Menschenopfer demonstrieren und zementieren Macht

(c) Jacques Arago / University of Auckland
  • Drucken

Ist das rituelle Töten von Mitgliedern der eigenen Gesellschaft ein Mittel der sozialen Kontrolle, mit der Eliten sich an der Spitze halten? Diese Hypothese wurde nun an frühen Kulturen Austronesiens erstmals getestet.
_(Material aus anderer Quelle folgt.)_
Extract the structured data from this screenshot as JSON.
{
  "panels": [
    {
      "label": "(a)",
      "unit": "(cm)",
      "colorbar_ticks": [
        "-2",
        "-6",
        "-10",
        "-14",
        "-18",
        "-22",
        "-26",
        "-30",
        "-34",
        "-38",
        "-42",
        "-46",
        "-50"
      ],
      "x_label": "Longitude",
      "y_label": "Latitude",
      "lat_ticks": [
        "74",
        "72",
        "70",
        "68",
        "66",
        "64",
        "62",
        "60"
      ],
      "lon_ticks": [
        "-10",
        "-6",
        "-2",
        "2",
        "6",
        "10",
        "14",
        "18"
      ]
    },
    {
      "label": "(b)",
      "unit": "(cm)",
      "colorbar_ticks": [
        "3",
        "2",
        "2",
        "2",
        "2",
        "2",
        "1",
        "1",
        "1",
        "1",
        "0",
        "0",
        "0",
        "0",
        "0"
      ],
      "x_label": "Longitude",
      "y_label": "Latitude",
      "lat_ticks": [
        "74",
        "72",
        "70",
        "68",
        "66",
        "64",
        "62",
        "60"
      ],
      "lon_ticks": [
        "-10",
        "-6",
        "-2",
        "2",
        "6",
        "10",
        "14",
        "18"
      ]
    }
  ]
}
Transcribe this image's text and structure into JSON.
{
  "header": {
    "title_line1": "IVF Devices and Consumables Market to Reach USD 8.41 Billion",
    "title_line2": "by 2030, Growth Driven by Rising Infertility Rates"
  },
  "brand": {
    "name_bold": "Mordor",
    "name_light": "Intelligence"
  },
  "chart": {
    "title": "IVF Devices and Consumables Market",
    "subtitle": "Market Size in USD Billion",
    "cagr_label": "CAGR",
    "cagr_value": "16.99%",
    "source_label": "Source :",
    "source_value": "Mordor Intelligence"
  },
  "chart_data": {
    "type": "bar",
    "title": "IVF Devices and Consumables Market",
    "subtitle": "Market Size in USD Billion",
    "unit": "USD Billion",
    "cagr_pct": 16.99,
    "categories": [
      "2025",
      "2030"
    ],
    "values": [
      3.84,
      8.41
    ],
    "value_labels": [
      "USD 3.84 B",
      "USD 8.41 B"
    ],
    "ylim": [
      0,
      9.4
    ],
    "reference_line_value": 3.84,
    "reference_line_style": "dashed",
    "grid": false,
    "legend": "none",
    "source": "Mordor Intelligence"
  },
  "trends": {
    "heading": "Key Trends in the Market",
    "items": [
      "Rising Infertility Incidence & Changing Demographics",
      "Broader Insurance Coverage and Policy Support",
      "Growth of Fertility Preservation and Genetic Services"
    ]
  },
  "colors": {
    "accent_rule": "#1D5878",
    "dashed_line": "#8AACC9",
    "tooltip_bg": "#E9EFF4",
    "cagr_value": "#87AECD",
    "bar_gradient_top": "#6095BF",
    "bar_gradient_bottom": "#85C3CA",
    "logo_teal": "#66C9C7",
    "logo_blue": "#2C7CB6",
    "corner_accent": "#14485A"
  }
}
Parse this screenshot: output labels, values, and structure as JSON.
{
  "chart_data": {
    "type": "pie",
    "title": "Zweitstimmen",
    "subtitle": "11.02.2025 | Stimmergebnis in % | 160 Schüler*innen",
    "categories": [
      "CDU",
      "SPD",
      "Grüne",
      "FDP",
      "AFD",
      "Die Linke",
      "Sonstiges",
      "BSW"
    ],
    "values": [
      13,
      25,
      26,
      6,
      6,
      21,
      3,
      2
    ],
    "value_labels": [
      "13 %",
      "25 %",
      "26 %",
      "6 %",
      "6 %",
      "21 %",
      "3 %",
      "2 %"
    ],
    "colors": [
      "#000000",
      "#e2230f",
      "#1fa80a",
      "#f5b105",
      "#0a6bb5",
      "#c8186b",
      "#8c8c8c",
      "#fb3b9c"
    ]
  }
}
Auch die Wilden waren nicht edel, und auch die Südsee war kein Paradies: „Es beginnt beim Aufgang der Sonne und dauert bis zu ihrem Untergang. Alle Teilnehmer tanzen um den Sklaven herum und stechen mit heiligen Speeren auf ihn ein. Bei Sonnenuntergang erhält er den Gnadenstoß und bricht in seinem Blut zusammen.“ So wurden bei den Ngaju auf Borneo Menschen geopfert, anderswo in den Weiten des Pazifik ging es noch fürchterlicher zu, es wurde gesteinigt und lebend begraben, meist waren es Underdogs, an Gelegenheiten war kein Mangel, ein Tabubruch rief ebenso nach Menschenblut wie der Tod eines Clanchefs oder der Bau eines Kriegskanus, unter dem die Opfer zu Tode gedrückt wurden.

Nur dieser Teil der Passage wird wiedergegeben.